Immunomodulating agents activate or inhibit the process of lymphocyte proliferation. Normal lymphocyte proliferation is due to various interactions between antigens, macrophages, T- and B-lymphocytes. Additionally, certain B-lymphocytes can be activated by T-lymphocytes while others are independent of the T-lymphocytes and are activated only by antigens directly. Activated T-lymphocytes can cause macrophages to produce a molecule known as interleukin 2(IL-2) which in turn activates T-lymphocytes, which then stimulate other T- and B-lymphocytes. Activated macrophages can produce monokines such as interleukin 1 (IL-1), which induce T-lymphocyte activation. Chemicals, called mitogens can trigger DNA synthesis and mitosis which are signs of activity in T- and B-lymphocytes. Some mitogens affect only one type of lymphocyte while others affect many types. Immunomodulating agents of various kinds and in varying amounts affect the complex interactions between the components of the immune system. The compounds and compositions of this invention act as immune modulators and affect both T- and B-lymphocytes.
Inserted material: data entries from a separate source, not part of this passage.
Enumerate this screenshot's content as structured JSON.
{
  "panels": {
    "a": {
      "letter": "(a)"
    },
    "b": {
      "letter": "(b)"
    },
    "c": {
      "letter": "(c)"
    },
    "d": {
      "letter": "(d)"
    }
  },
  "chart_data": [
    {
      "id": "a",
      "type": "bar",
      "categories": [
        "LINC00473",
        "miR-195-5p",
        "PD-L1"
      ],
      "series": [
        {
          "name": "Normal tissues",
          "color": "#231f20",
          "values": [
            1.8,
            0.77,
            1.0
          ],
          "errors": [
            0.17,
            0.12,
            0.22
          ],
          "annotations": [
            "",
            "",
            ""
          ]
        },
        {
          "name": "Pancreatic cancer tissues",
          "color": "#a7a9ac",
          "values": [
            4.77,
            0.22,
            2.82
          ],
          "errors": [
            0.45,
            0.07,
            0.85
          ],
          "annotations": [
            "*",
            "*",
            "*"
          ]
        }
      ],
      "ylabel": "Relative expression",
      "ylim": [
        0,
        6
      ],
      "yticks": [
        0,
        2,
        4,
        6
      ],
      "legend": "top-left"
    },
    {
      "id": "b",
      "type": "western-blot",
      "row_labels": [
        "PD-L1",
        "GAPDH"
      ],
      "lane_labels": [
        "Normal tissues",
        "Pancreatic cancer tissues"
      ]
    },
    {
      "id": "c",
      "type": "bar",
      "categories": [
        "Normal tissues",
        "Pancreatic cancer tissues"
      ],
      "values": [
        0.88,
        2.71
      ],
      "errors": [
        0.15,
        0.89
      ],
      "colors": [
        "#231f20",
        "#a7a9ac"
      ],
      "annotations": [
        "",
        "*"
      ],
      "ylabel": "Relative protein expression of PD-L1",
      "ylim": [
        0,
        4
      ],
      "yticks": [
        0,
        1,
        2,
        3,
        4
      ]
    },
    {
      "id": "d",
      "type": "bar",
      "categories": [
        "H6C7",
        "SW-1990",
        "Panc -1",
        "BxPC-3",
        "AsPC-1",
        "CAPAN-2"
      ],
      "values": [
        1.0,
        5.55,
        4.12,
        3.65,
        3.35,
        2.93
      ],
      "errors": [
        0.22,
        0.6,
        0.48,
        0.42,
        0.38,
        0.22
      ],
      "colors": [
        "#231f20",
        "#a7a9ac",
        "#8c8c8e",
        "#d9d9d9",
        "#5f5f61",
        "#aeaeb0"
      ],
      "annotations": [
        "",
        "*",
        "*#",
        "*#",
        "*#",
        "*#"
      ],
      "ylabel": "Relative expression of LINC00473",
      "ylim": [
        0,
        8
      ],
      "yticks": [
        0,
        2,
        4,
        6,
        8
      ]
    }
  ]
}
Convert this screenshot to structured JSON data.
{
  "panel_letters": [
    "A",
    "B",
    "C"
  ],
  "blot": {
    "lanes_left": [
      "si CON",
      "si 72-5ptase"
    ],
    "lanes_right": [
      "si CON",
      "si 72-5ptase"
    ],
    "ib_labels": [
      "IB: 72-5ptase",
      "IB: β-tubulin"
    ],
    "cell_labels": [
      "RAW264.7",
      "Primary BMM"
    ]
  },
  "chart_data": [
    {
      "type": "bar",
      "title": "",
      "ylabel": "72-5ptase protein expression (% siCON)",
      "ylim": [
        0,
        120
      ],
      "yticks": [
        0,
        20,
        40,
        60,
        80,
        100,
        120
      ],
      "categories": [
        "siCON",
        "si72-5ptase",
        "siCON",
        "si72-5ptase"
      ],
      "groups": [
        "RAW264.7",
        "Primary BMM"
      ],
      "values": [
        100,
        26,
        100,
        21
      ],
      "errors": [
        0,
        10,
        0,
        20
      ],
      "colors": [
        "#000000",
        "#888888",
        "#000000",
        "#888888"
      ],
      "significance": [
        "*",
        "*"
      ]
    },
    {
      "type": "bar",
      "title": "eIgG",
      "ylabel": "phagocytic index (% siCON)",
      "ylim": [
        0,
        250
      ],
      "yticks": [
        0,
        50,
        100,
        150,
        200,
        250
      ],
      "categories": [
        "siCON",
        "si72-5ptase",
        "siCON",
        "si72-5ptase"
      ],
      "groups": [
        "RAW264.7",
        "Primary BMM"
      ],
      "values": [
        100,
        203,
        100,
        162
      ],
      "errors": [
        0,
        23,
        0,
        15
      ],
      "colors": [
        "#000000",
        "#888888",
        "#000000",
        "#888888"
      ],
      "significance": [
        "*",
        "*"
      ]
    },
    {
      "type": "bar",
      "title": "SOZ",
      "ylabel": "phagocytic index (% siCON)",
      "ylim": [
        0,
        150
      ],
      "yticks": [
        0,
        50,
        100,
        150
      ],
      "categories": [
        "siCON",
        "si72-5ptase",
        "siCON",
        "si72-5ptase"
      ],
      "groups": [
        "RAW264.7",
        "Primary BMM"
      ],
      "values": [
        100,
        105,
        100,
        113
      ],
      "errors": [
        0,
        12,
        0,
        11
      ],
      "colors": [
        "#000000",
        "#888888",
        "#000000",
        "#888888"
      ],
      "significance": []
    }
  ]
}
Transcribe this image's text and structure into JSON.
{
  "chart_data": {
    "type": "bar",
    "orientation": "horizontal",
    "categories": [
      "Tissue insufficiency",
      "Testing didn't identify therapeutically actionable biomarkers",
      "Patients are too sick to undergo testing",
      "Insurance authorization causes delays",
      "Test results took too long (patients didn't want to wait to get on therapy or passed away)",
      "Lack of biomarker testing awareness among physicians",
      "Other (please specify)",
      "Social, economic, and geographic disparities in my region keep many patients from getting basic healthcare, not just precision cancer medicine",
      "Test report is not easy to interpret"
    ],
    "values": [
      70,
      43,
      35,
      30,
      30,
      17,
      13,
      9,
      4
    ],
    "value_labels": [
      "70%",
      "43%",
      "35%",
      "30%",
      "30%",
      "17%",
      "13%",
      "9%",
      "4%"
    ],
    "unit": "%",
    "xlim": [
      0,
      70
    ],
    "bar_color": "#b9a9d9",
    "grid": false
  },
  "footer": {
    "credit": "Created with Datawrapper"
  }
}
The immune system has been linked to some aspects of aging and may be important in protecting against cancer. The system is necessary for the recognition of changing or aging cells, such as worn out red blood cells, and their subsequent destruction, and for this reason is vital to normal body functions. One theory in the case of cancer is that the transformation of cells to the malignant state may occur fairly frequently but these changed cells are recognized as "not self" and destroyed. Some carcinogens may work by depressing the immune response rather than by transforming cells themselves to a malignant state. This would mean that the body would no longer destroy the spontaneously transformed cells and a cancerous growth could escape, resulting in a tumor. Immunostimulation could be useful in treating such cancers.
Some of the methods of treating cancer, surgery, cytotoxic chemotherapy, and radiation for example, can result in a suppression or drastic variation of the normal functions of the immune system. Immunostimulatory drugs, such as the compounds and compositions of this invention can be very effective in combating and/or preventing various infections which can result due to the depressed immune system.